It took the greater part of my young adult life to get where I am today. I was dead broke, worked shit jobs and took whatever I had left to the markets. I think about 3 years to break even and another two years until I made ok money.
I don't know if you intended it this way, but that's
really encouraging. I've been trading for about 20 months now, and am more pumped about the results than I could possibly explain. I'm not boasting - my account, and thus my returns, are so small that you'd laugh your head off - but I've managed to support myself with nothing but trading since the corona crash (which killed off my previous business.) I've also been growing those returns, and have more than doubled them over the past four months. If anybody had told me this two years ago, I'd have thought them a lunatic.
In all that time, I've only had one week where I finished in the red despite initially having zero clue of what I was doing (except for risk management, which has been my holy grail from the beginning). That may mean that I'm over-cautious, but growing my risk tolerance at my own rate and only trading within it suits me just fine.
Most of that time I tried to figure out with kind of trader I can be. Took a while until I arrived at market neutral derivatives trading and market making.

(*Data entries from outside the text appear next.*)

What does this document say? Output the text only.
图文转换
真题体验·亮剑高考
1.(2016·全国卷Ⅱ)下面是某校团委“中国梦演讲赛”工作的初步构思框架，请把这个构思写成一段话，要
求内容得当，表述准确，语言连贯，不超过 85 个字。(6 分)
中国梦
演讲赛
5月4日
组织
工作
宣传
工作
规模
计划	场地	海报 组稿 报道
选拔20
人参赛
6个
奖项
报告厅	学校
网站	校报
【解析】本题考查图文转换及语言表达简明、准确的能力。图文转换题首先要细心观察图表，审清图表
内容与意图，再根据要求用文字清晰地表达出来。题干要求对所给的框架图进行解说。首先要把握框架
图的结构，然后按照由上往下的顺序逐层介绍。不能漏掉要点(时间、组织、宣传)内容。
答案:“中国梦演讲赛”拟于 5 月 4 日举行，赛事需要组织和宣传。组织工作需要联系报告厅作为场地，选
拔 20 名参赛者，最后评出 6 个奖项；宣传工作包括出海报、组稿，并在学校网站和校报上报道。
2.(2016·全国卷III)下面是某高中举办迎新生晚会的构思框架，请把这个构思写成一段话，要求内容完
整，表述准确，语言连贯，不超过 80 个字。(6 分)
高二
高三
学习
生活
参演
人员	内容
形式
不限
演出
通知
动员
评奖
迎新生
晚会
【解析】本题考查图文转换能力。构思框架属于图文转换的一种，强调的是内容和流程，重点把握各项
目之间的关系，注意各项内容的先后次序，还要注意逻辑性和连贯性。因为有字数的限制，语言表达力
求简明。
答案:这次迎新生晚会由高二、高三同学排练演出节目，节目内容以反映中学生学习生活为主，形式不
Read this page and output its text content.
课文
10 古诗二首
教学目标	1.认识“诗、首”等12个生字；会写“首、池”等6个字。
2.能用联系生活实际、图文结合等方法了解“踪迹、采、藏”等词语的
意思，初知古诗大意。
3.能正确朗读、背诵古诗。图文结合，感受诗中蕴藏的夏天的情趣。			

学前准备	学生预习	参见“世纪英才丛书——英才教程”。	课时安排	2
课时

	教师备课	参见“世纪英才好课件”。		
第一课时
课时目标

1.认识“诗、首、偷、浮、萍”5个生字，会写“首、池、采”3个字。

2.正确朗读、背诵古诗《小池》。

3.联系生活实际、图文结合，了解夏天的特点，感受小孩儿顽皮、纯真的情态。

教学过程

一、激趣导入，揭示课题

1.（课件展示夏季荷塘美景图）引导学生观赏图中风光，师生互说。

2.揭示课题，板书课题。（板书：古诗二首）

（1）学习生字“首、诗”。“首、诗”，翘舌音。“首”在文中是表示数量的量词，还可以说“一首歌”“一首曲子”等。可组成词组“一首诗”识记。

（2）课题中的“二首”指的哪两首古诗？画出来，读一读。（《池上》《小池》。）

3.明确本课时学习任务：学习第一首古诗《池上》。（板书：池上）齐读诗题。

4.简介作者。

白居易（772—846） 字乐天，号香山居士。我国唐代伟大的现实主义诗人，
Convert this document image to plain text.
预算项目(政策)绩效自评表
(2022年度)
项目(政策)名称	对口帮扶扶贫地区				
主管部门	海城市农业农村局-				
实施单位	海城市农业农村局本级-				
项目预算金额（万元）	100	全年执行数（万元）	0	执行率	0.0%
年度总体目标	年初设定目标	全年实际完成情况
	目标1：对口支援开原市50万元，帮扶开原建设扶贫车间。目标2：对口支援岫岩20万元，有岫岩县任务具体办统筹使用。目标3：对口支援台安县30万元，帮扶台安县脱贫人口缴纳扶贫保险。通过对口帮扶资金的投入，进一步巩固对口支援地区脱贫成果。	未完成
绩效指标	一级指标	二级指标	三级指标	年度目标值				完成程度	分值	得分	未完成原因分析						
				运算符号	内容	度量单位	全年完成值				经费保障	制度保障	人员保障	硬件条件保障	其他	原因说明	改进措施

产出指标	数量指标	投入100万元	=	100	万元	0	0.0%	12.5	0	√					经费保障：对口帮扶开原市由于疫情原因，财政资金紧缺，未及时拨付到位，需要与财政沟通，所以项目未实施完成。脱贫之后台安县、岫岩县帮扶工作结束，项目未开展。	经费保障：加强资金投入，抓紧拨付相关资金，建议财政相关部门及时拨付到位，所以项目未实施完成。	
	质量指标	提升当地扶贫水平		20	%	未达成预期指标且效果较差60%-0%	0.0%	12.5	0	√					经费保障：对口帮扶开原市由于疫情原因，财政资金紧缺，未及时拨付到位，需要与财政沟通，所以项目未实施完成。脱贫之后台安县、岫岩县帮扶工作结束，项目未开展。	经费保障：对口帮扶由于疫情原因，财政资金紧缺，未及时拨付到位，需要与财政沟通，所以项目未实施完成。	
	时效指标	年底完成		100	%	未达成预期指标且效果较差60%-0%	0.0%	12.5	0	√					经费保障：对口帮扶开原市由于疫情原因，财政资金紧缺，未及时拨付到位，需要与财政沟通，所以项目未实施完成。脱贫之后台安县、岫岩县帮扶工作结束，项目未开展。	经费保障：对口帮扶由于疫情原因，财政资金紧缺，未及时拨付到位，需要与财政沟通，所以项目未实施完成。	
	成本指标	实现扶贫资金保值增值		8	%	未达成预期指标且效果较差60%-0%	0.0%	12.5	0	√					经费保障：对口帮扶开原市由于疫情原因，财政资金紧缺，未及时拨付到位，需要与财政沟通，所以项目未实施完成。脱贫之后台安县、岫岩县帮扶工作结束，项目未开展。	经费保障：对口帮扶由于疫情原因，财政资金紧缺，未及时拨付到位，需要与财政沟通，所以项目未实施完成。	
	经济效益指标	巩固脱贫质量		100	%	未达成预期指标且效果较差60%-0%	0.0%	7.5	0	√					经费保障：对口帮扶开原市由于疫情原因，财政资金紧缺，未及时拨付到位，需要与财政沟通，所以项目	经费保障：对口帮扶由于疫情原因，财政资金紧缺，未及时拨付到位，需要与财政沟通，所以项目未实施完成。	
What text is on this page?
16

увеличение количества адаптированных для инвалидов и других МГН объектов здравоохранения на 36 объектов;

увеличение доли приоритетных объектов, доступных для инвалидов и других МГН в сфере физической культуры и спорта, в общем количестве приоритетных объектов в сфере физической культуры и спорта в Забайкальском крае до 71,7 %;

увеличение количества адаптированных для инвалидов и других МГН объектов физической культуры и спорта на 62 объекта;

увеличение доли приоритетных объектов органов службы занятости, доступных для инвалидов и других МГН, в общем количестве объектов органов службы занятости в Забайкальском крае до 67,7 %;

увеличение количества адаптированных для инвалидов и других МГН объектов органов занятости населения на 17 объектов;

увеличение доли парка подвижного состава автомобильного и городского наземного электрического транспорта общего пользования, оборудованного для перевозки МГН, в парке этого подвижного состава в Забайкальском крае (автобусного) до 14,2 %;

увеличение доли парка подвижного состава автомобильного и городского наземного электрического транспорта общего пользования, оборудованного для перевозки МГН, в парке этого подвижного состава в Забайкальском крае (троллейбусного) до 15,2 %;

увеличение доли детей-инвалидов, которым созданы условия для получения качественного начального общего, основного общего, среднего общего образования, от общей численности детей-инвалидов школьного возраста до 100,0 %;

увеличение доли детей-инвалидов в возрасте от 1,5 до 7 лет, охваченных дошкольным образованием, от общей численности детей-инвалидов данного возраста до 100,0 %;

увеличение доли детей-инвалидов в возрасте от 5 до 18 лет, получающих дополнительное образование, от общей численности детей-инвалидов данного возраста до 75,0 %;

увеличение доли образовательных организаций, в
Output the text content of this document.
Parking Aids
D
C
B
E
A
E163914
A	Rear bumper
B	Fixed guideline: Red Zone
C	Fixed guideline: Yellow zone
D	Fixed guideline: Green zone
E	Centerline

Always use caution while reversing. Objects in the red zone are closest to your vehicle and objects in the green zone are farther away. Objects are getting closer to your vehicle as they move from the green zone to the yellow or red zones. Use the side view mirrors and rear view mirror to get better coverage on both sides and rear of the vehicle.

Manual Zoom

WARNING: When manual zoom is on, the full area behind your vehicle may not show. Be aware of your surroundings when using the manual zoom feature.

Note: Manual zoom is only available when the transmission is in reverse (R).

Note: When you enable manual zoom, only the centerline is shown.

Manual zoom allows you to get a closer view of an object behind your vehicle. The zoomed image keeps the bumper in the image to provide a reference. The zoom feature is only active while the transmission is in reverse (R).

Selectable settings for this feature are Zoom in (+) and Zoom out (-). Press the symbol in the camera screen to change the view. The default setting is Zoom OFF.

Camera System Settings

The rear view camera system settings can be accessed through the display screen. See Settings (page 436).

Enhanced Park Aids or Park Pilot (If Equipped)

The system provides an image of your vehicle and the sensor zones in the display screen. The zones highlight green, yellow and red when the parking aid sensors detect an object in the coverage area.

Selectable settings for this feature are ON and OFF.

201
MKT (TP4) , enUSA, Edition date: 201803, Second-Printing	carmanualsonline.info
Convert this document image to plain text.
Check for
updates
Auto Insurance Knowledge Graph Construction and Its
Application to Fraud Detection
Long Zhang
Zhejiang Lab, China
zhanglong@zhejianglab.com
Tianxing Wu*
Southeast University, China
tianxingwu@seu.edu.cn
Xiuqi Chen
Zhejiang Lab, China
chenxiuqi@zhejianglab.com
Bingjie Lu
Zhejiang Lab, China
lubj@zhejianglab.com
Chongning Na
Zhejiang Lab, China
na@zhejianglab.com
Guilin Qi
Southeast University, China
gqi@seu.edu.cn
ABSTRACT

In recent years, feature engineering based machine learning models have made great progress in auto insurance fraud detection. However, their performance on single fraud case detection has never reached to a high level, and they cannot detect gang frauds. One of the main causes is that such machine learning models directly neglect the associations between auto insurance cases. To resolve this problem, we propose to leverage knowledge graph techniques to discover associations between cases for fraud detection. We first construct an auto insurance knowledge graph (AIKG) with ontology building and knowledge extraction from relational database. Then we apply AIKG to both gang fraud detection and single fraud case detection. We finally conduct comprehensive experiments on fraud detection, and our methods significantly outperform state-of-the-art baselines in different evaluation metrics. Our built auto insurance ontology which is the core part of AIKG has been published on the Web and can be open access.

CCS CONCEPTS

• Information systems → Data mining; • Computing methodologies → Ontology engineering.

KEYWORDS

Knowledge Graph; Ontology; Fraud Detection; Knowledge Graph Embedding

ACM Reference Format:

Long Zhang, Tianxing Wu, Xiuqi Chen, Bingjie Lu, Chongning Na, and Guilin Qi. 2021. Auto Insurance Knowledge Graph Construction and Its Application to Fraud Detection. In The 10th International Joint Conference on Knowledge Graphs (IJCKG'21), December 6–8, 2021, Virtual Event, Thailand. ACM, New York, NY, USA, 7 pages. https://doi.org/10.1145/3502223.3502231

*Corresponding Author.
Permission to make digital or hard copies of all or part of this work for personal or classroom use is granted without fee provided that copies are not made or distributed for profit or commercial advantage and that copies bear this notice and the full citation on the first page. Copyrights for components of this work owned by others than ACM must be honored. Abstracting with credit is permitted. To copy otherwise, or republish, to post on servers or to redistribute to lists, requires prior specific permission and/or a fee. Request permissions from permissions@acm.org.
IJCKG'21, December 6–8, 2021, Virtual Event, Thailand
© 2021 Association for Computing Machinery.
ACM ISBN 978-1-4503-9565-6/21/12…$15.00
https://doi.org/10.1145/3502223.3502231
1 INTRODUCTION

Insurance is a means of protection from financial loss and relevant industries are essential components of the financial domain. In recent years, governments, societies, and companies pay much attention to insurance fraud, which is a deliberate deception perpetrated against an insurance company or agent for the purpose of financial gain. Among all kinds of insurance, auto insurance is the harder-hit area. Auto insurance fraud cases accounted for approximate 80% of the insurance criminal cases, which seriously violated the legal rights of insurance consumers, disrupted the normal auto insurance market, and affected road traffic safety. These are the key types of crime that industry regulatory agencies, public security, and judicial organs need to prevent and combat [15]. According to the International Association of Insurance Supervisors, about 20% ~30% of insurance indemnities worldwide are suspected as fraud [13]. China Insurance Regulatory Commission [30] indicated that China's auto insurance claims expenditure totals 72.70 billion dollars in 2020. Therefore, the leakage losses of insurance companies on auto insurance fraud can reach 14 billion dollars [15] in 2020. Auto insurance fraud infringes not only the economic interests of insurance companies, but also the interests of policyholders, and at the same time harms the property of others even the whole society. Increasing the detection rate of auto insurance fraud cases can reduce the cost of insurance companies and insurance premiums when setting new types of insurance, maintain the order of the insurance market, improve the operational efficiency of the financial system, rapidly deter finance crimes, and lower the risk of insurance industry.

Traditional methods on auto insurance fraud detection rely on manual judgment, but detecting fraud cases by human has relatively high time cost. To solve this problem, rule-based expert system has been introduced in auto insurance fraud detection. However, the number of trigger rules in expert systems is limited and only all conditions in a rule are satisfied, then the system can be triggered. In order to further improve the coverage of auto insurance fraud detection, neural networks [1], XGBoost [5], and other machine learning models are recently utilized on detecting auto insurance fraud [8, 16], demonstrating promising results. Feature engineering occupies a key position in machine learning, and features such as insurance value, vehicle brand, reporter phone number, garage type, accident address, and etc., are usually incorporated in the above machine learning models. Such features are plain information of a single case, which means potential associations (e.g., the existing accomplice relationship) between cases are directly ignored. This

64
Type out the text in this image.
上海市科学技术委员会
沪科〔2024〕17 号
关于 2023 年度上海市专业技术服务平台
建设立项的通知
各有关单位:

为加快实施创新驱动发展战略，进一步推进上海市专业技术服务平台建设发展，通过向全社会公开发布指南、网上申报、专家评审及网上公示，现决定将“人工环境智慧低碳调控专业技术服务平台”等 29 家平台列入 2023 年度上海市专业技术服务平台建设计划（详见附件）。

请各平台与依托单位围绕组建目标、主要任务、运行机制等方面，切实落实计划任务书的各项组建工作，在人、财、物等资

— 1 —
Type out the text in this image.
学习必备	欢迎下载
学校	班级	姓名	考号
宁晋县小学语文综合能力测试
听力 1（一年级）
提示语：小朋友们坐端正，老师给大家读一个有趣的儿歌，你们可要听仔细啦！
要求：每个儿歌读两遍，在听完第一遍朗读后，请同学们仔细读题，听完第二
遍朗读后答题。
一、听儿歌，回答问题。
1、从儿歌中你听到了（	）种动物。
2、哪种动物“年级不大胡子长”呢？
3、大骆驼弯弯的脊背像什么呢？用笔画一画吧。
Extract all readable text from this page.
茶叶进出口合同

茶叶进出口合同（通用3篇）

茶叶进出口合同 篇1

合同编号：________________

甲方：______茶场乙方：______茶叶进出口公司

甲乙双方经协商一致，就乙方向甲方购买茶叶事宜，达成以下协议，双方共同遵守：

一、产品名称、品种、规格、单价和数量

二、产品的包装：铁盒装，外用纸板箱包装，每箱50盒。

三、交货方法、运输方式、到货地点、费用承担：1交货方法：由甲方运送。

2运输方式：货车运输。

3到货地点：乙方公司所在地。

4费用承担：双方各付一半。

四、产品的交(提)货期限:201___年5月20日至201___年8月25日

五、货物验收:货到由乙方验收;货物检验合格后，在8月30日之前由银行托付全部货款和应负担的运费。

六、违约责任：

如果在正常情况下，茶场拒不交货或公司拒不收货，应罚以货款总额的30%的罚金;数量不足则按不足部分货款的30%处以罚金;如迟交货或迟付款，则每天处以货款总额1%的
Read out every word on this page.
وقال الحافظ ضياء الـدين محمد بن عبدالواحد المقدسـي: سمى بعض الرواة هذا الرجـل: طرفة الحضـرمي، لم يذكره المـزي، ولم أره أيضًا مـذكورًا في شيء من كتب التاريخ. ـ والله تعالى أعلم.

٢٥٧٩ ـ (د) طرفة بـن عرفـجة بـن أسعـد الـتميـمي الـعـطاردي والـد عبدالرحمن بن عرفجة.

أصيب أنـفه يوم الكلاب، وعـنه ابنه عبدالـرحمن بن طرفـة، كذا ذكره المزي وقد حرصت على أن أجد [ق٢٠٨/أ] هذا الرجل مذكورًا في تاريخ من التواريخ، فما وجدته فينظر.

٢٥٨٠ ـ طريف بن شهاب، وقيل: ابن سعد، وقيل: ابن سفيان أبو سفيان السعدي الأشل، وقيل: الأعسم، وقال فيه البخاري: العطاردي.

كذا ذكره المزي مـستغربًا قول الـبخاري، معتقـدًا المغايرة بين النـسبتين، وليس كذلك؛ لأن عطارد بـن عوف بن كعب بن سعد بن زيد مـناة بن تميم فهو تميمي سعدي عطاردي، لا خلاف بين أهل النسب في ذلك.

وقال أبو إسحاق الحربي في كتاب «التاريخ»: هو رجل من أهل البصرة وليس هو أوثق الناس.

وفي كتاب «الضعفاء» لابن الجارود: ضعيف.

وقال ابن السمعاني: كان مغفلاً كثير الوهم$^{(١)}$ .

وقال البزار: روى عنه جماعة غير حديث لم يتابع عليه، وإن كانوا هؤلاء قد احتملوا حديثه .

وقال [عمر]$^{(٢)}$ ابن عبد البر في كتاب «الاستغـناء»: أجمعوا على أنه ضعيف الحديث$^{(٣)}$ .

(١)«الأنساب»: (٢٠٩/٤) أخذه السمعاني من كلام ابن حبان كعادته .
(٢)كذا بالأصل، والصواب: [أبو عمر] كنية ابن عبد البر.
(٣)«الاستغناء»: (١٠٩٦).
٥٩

The better question would be: Would you do it again? And knowing what I know today I'd probably say no. Way too many sacrifices and an insanely hard life until you make it. Probably the same like becoming an actor
It
has been insanely hard. I've committed more concentrated effort to learning this than to almost anything I can remember in my life, and I've had to dig deep into who I am and grow (which is a goddamn painful process as you get older) as a person; to fix old, broken ideas about money, wealth, and success. AND I'd do it again if it took twice as long and was twice as hard. Trading is exactly the discipline and the tool set that I've wanted and needed for a long time - even though I didn't know it - in order to accomplish those things. The money, for all of its importance at this time, is incidental; that growth, and those tools, are what I've wanted for a long, long time.